On Mon, 14 Jul 2008 19:44:02 -0400, Fred McKenzie wrote:

In article ,
cliff wright wrote:

If a search tells you that they are Darlington devices get
rid of them right off!!!
Darlingtons have a minimum collector/emitter voltage of ~1.5 volts or
more so they will get very hot indeed at 30 amps or so.

Cliff-

Are you sure that applies to Astron-type power supplies? The ones I'm
familiar with do not operate with the pass transistors near saturation.

Perhaps a Darlington device is not the best choice for some other
reason, but I would think a pair of 50 Amp devices could handle 15 Amps
each (30 Amps total) with sufficient cooling, if they are rated for at
least 120 watts each. (I assume 22 volts input, 14 volts output, 8 * 15
= 120 Watts per device.)

Fred
K4DII

--------------------------------------------------------------------------------------

Fred is absolutely correct in saying that the pass transistors in most linear
regulators such as those in the Astron supplies do not operate as saturated
elements. Therefore, the higher CE saturation voltage of a darlington has no
bearing in this discussion. On another point, the 120 watts per device that
Fred mentions is at a case temperature of 25 deg, C. Heatsinks of reasonable
size can't dissipate that much power and keep the case temperature at 25C.

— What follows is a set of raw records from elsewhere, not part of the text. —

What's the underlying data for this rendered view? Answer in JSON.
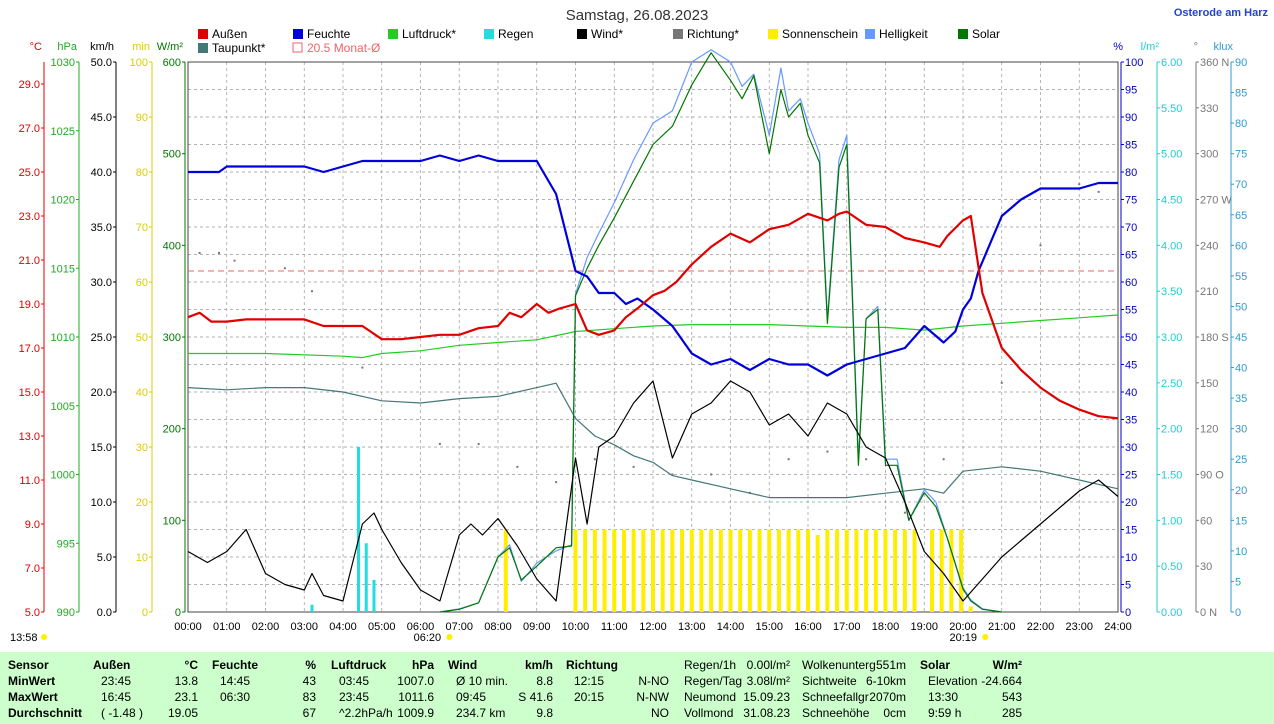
{
  "title": "Samstag, 26.08.2023",
  "location": "Osterode am Harz",
  "legend": [
    {
      "label": "Außen",
      "color": "#e00000"
    },
    {
      "label": "Feuchte",
      "color": "#0000dd"
    },
    {
      "label": "Luftdruck*",
      "color": "#22cc22"
    },
    {
      "label": "Regen",
      "color": "#22dddd"
    },
    {
      "label": "Wind*",
      "color": "#000000"
    },
    {
      "label": "Richtung*",
      "color": "#777777"
    },
    {
      "label": "Sonnenschein",
      "color": "#ffee00"
    },
    {
      "label": "Helligkeit",
      "color": "#6699ff"
    },
    {
      "label": "Solar",
      "color": "#007700"
    },
    {
      "label": "Taupunkt*",
      "color": "#447777"
    },
    {
      "label": "20.5 Monat-Ø",
      "color": "#ee6666"
    }
  ],
  "axes_left": [
    {
      "unit": "°C",
      "color": "#e00000",
      "ticks": [
        "29.0",
        "27.0",
        "25.0",
        "23.0",
        "21.0",
        "19.0",
        "17.0",
        "15.0",
        "13.0",
        "11.0",
        "9.0",
        "7.0",
        "5.0"
      ]
    },
    {
      "unit": "hPa",
      "color": "#22aa22",
      "ticks": [
        "1030",
        "1025",
        "1020",
        "1015",
        "1010",
        "1005",
        "1000",
        "995",
        "990"
      ]
    },
    {
      "unit": "km/h",
      "color": "#000000",
      "ticks": [
        "50.0",
        "45.0",
        "40.0",
        "35.0",
        "30.0",
        "25.0",
        "20.0",
        "15.0",
        "10.0",
        "5.0",
        "0.0"
      ]
    },
    {
      "unit": "min",
      "color": "#ddcc00",
      "ticks": [
        "100",
        "90",
        "80",
        "70",
        "60",
        "50",
        "40",
        "30",
        "20",
        "10",
        "0"
      ]
    },
    {
      "unit": "W/m²",
      "color": "#007700",
      "ticks": [
        "600",
        "500",
        "400",
        "300",
        "200",
        "100",
        "0"
      ]
    }
  ],
  "axes_right": [
    {
      "unit": "%",
      "color": "#0000cc",
      "ticks": [
        "100",
        "95",
        "90",
        "85",
        "80",
        "75",
        "70",
        "65",
        "60",
        "55",
        "50",
        "45",
        "40",
        "35",
        "30",
        "25",
        "20",
        "15",
        "10",
        "5",
        "0"
      ]
    },
    {
      "unit": "l/m²",
      "color": "#22cccc",
      "ticks": [
        "6.00",
        "5.50",
        "5.00",
        "4.50",
        "4.00",
        "3.50",
        "3.00",
        "2.50",
        "2.00",
        "1.50",
        "1.00",
        "0.50",
        "0.00"
      ]
    },
    {
      "unit": "°",
      "color": "#777777",
      "ticks": [
        "360 N",
        "330",
        "300",
        "270 W",
        "240",
        "210",
        "180 S",
        "150",
        "120",
        "90 O",
        "60",
        "30",
        "0 N"
      ]
    },
    {
      "unit": "klux",
      "color": "#3399cc",
      "ticks": [
        "90",
        "85",
        "80",
        "75",
        "70",
        "65",
        "60",
        "55",
        "50",
        "45",
        "40",
        "35",
        "30",
        "25",
        "20",
        "15",
        "10",
        "5",
        "0"
      ]
    }
  ],
  "x_ticks": [
    "00:00",
    "01:00",
    "02:00",
    "03:00",
    "04:00",
    "05:00",
    "06:00",
    "07:00",
    "08:00",
    "09:00",
    "10:00",
    "11:00",
    "12:00",
    "13:00",
    "14:00",
    "15:00",
    "16:00",
    "17:00",
    "18:00",
    "19:00",
    "20:00",
    "21:00",
    "22:00",
    "23:00",
    "24:00"
  ],
  "sunrise": "06:20",
  "sunset": "20:19",
  "footer_time": "13:58",
  "chart_data": {
    "type": "line",
    "title": "Samstag, 26.08.2023",
    "x_unit": "hours",
    "xlim": [
      0,
      24
    ],
    "month_avg_temp": 20.5,
    "series": [
      {
        "name": "Außen",
        "unit": "°C",
        "ylim": [
          5,
          30
        ],
        "x": [
          0,
          0.3,
          0.6,
          1,
          1.5,
          2,
          2.5,
          3,
          3.5,
          4,
          4.5,
          5,
          5.5,
          6,
          6.5,
          7,
          7.5,
          8,
          8.3,
          8.6,
          9,
          9.3,
          9.6,
          10,
          10.3,
          10.6,
          11,
          11.3,
          11.6,
          12,
          12.3,
          12.6,
          13,
          13.5,
          14,
          14.5,
          15,
          15.5,
          16,
          16.5,
          16.8,
          17,
          17.5,
          18,
          18.5,
          19,
          19.4,
          19.6,
          20,
          20.2,
          20.5,
          21,
          21.5,
          22,
          22.5,
          23,
          23.5,
          24
        ],
        "values": [
          18.4,
          18.6,
          18.2,
          18.2,
          18.3,
          18.3,
          18.3,
          18.3,
          18.0,
          18.0,
          18.0,
          17.4,
          17.4,
          17.5,
          17.6,
          17.6,
          17.9,
          18.0,
          18.6,
          18.4,
          19.0,
          18.6,
          18.8,
          19.0,
          17.8,
          17.6,
          17.8,
          18.4,
          18.8,
          19.4,
          19.6,
          20.0,
          20.8,
          21.6,
          22.2,
          21.8,
          22.4,
          22.6,
          23.1,
          22.8,
          23.1,
          23.2,
          22.6,
          22.5,
          22.0,
          21.8,
          21.6,
          22.1,
          22.8,
          23.0,
          19.5,
          17.0,
          16.0,
          15.2,
          14.6,
          14.2,
          13.9,
          13.8
        ]
      },
      {
        "name": "Feuchte",
        "unit": "%",
        "ylim": [
          0,
          100
        ],
        "x": [
          0,
          0.8,
          1,
          2,
          3,
          3.5,
          4,
          4.5,
          5,
          6,
          6.5,
          7,
          7.5,
          8,
          8.5,
          9,
          9.5,
          10,
          10.3,
          10.6,
          11,
          11.3,
          11.6,
          12,
          12.5,
          13,
          13.5,
          14,
          14.5,
          15,
          15.5,
          16,
          16.5,
          17,
          17.5,
          18,
          18.5,
          19,
          19.5,
          19.8,
          20,
          20.2,
          20.4,
          21,
          21.5,
          22,
          22.5,
          23,
          23.5,
          24
        ],
        "values": [
          80,
          80,
          81,
          81,
          81,
          80,
          81,
          82,
          82,
          82,
          83,
          82,
          83,
          82,
          82,
          82,
          76,
          62,
          61,
          58,
          58,
          56,
          57,
          55,
          52,
          47,
          45,
          46,
          44,
          46,
          45,
          45,
          43,
          45,
          46,
          47,
          48,
          52,
          49,
          51,
          55,
          57,
          62,
          72,
          75,
          77,
          77,
          77,
          78,
          78
        ]
      },
      {
        "name": "Luftdruck*",
        "unit": "hPa",
        "ylim": [
          990,
          1030
        ],
        "x": [
          0,
          2,
          4,
          4.5,
          5,
          6,
          7,
          8,
          9,
          10,
          11,
          12,
          13,
          14,
          15,
          16,
          17,
          18,
          19,
          20,
          21,
          22,
          23,
          24
        ],
        "values": [
          1008.8,
          1008.8,
          1008.6,
          1008.5,
          1008.8,
          1009.0,
          1009.4,
          1009.6,
          1009.8,
          1010.4,
          1010.6,
          1010.8,
          1010.9,
          1010.9,
          1010.9,
          1010.8,
          1010.7,
          1010.7,
          1010.5,
          1010.8,
          1011.0,
          1011.2,
          1011.4,
          1011.6
        ]
      },
      {
        "name": "Regen",
        "unit": "l/m²",
        "ylim": [
          0,
          6
        ],
        "type": "bar",
        "x": [
          3.2,
          4.4,
          4.6,
          4.8
        ],
        "values": [
          0.08,
          1.8,
          0.75,
          0.35
        ]
      },
      {
        "name": "Wind*",
        "unit": "km/h",
        "ylim": [
          0,
          50
        ],
        "x": [
          0,
          0.5,
          1,
          1.5,
          2,
          2.5,
          3,
          3.2,
          3.5,
          4,
          4.5,
          4.8,
          5,
          5.5,
          6,
          6.5,
          7,
          7.3,
          7.6,
          8,
          8.5,
          9,
          9.5,
          10,
          10.3,
          10.6,
          11,
          11.5,
          12,
          12.5,
          13,
          13.5,
          14,
          14.5,
          15,
          15.5,
          16,
          16.5,
          17,
          17.5,
          18,
          18.5,
          19,
          19.5,
          20,
          20.5,
          21,
          21.5,
          22,
          22.5,
          23,
          23.5,
          24
        ],
        "values": [
          5.5,
          4.5,
          5.5,
          7.5,
          3.5,
          2.5,
          2.0,
          3.5,
          1.5,
          1.0,
          8.0,
          9.0,
          7.5,
          4.5,
          2.0,
          1.0,
          7.0,
          8.0,
          7.0,
          8.5,
          6.0,
          3.0,
          1.0,
          14.0,
          8.0,
          15.0,
          16.0,
          19.0,
          21.0,
          14.0,
          18.0,
          19.0,
          21.0,
          20.0,
          17.0,
          18.0,
          16.0,
          19.0,
          18.0,
          15.0,
          14.0,
          10.0,
          5.5,
          3.5,
          1.0,
          3.0,
          5.0,
          6.5,
          8.0,
          9.5,
          11.0,
          12.0,
          10.5
        ]
      },
      {
        "name": "Richtung*",
        "unit": "°",
        "ylim": [
          0,
          360
        ],
        "type": "scatter",
        "x": [
          0.3,
          0.8,
          1.2,
          2.5,
          3.2,
          4.5,
          6.5,
          7.5,
          8.5,
          9.5,
          10.5,
          11.5,
          12.5,
          13.5,
          14.5,
          15.5,
          16.5,
          17.5,
          18.5,
          19.5,
          21,
          22,
          23,
          23.5
        ],
        "values": [
          235,
          235,
          230,
          225,
          210,
          160,
          110,
          110,
          95,
          85,
          100,
          95,
          90,
          90,
          78,
          100,
          105,
          100,
          65,
          100,
          150,
          240,
          280,
          275
        ]
      },
      {
        "name": "Sonnenschein",
        "unit": "min",
        "ylim": [
          0,
          100
        ],
        "type": "bar",
        "x": [
          8.2,
          10.0,
          10.25,
          10.5,
          10.75,
          11.0,
          11.25,
          11.5,
          11.75,
          12.0,
          12.25,
          12.5,
          12.75,
          13.0,
          13.25,
          13.5,
          13.75,
          14.0,
          14.25,
          14.5,
          14.75,
          15.0,
          15.25,
          15.5,
          15.75,
          16.0,
          16.25,
          16.5,
          16.75,
          17.0,
          17.25,
          17.5,
          17.75,
          18.0,
          18.25,
          18.5,
          18.75,
          19.2,
          19.45,
          19.7,
          19.95,
          20.2
        ],
        "values": [
          15,
          15,
          15,
          15,
          15,
          15,
          15,
          15,
          15,
          15,
          15,
          15,
          15,
          15,
          15,
          15,
          15,
          15,
          15,
          15,
          15,
          15,
          15,
          15,
          15,
          15,
          14,
          15,
          15,
          15,
          15,
          15,
          15,
          15,
          15,
          15,
          15,
          15,
          15,
          15,
          15,
          1
        ]
      },
      {
        "name": "Helligkeit",
        "unit": "klux",
        "ylim": [
          0,
          90
        ],
        "x": [
          6.5,
          7,
          7.5,
          8,
          8.3,
          8.6,
          9,
          9.5,
          9.9,
          10,
          10.3,
          10.6,
          11,
          11.5,
          12,
          12.5,
          13,
          13.5,
          14,
          14.3,
          14.6,
          15,
          15.3,
          15.5,
          15.8,
          16,
          16.3,
          16.5,
          16.8,
          17,
          17.3,
          17.5,
          17.8,
          18,
          18.3,
          18.6,
          19,
          19.3,
          19.6,
          20,
          20.2,
          20.5,
          21
        ],
        "values": [
          0,
          0.5,
          1.5,
          9,
          11,
          5,
          8,
          10,
          11,
          52,
          58,
          62,
          67,
          74,
          80,
          82,
          90,
          92,
          90,
          86,
          88,
          78,
          89,
          82,
          84,
          80,
          75,
          48,
          74,
          78,
          25,
          48,
          50,
          25,
          25,
          15,
          20,
          18,
          12,
          4,
          2,
          0.5,
          0
        ]
      },
      {
        "name": "Solar",
        "unit": "W/m²",
        "ylim": [
          0,
          600
        ],
        "x": [
          6.5,
          7,
          7.5,
          8,
          8.3,
          8.6,
          9,
          9.5,
          9.9,
          10,
          10.3,
          10.6,
          11,
          11.5,
          12,
          12.5,
          13,
          13.5,
          14,
          14.3,
          14.6,
          15,
          15.3,
          15.5,
          15.8,
          16,
          16.3,
          16.5,
          16.8,
          17,
          17.3,
          17.5,
          17.8,
          18,
          18.3,
          18.6,
          19,
          19.3,
          19.6,
          20,
          20.2,
          20.5,
          21
        ],
        "values": [
          0,
          3,
          10,
          60,
          70,
          35,
          50,
          70,
          72,
          345,
          375,
          400,
          430,
          470,
          510,
          530,
          575,
          610,
          580,
          560,
          585,
          500,
          570,
          540,
          555,
          520,
          490,
          315,
          485,
          510,
          160,
          320,
          330,
          160,
          160,
          100,
          130,
          115,
          80,
          25,
          12,
          3,
          0
        ]
      },
      {
        "name": "Taupunkt*",
        "unit": "°C",
        "ylim": [
          5,
          30
        ],
        "x": [
          0,
          1,
          2,
          3,
          4,
          5,
          6,
          7,
          8,
          9,
          9.5,
          10,
          10.5,
          11,
          11.5,
          12,
          12.5,
          13,
          14,
          15,
          16,
          17,
          18,
          19,
          19.5,
          20,
          21,
          22,
          23,
          23.5,
          24
        ],
        "values": [
          15.2,
          15.1,
          15.2,
          15.2,
          15.0,
          14.6,
          14.5,
          14.7,
          14.8,
          15.2,
          15.4,
          13.8,
          13.0,
          12.6,
          12.1,
          11.8,
          11.2,
          11.0,
          10.6,
          10.2,
          10.2,
          10.2,
          10.4,
          10.6,
          10.4,
          11.4,
          11.6,
          11.4,
          11.0,
          10.8,
          10.6
        ]
      }
    ]
  },
  "table": {
    "headers": [
      {
        "label": "Sensor",
        "unit": ""
      },
      {
        "label": "Außen",
        "unit": "°C"
      },
      {
        "label": "Feuchte",
        "unit": "%"
      },
      {
        "label": "Luftdruck",
        "unit": "hPa"
      },
      {
        "label": "Wind",
        "unit": "km/h"
      },
      {
        "label": "Richtung",
        "unit": ""
      }
    ],
    "rows": [
      {
        "label": "MinWert",
        "cells": [
          [
            "23:45",
            "13.8"
          ],
          [
            "14:45",
            "43"
          ],
          [
            "03:45",
            "1007.0"
          ],
          [
            "Ø 10 min.",
            "8.8"
          ],
          [
            "12:15",
            "N-NO"
          ]
        ]
      },
      {
        "label": "MaxWert",
        "cells": [
          [
            "16:45",
            "23.1"
          ],
          [
            "06:30",
            "83"
          ],
          [
            "23:45",
            "1011.6"
          ],
          [
            "09:45",
            "S 41.6"
          ],
          [
            "20:15",
            "N-NW"
          ]
        ]
      },
      {
        "label": "Durchschnitt",
        "cells": [
          [
            "( -1.48 )",
            "19.05"
          ],
          [
            "",
            "67"
          ],
          [
            "^2.2hPa/h",
            "1009.9"
          ],
          [
            "234.7 km",
            "9.8"
          ],
          [
            "",
            "NO"
          ]
        ]
      }
    ],
    "extra": [
      [
        [
          "Regen/1h",
          "0.00l/m²"
        ],
        [
          "Regen/Tag",
          "3.08l/m²"
        ],
        [
          "Neumond",
          "15.09.23"
        ],
        [
          "Vollmond",
          "31.08.23"
        ]
      ],
      [
        [
          "Wolkenunterg",
          "551m"
        ],
        [
          "Sichtweite",
          "6-10km"
        ],
        [
          "Schneefallgr",
          "2070m"
        ],
        [
          "Schneehöhe",
          "0cm"
        ]
      ]
    ],
    "solar": {
      "label": "Solar",
      "unit": "W/m²",
      "rows": [
        [
          "Elevation",
          "-24.664"
        ],
        [
          "13:30",
          "543"
        ],
        [
          "9:59 h",
          "285"
        ]
      ]
    }
  }
}
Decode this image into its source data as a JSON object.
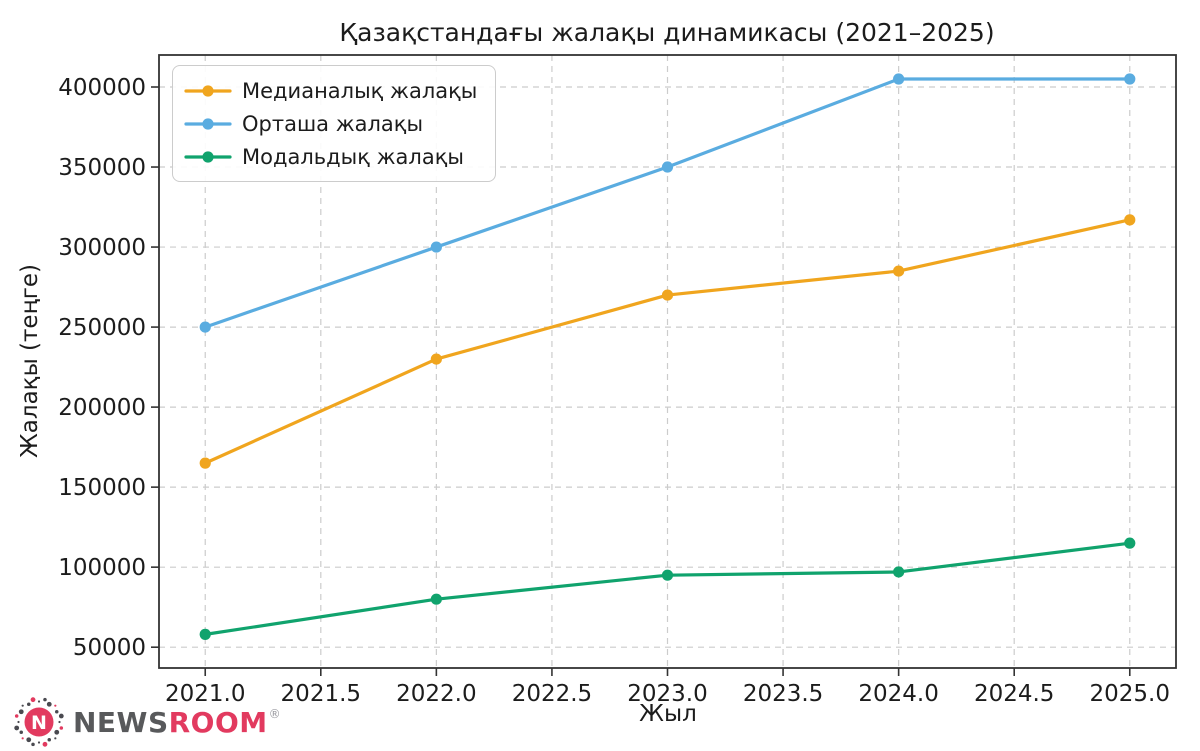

I have a few talking points that nobody has touched on directly.

If the regulator was designed to use normal (non-darlington) pass transistors,
and you substitute darlingtons in their place, some very bad things could (will)
happen.

The output of the regulator will likely try to go to its full input voltage rail
(because of the high gain of the darlingtons). The feedback loop in the
regulator will try to bring it back down to the set output voltage. It probably
can't because the gain of the darlingtons is too high, and the output stays
banged against the input rail (22V).

Even if the regulator loop can bring it down, the control loop isn't compensated
correctly for the high gain of the pass elements, and the regulator will
oscillate wildly. Both conditions are catastrophic for a power supply.

Another point that I would like to mention is that of a transistor's SOA or Safe
Operating Area. There are two graphs in the datasheet for the transistors. The
SOA graph shows the safe combinations of collector current and collector-emitter
voltage AT A CASE TEMPERATURE OF 25 DEG C. The power derating graph shows how
much power the transistor can safely dissipate at a given temperature.

You MUST use thesse graphs when designing a pass element. They will help you
choose the appropriate transistor types and will tell you how many transistors
you have to use in the pass element to safely supply the design load current.

In almost all cases, the current through each transistor in the pass element is
limited to much less than the absolute maximum collector current spec. Thus,
although a 2N3771 transistor has an absolute max Ic of 30A, it won't be able to
pass that amount of current at any value of CE voltage. The datasheet gives the
conditions for that current; the higher the collector current, the lower the CE
voltage allowed.

Sorry for being long-winded, but it's not a 2-sentence discussion.

Cheers!!!
==============

Dave M
Remove all of the Xs from the reply address Dave M
Never take a laxative and a sleeping pill at the same time!!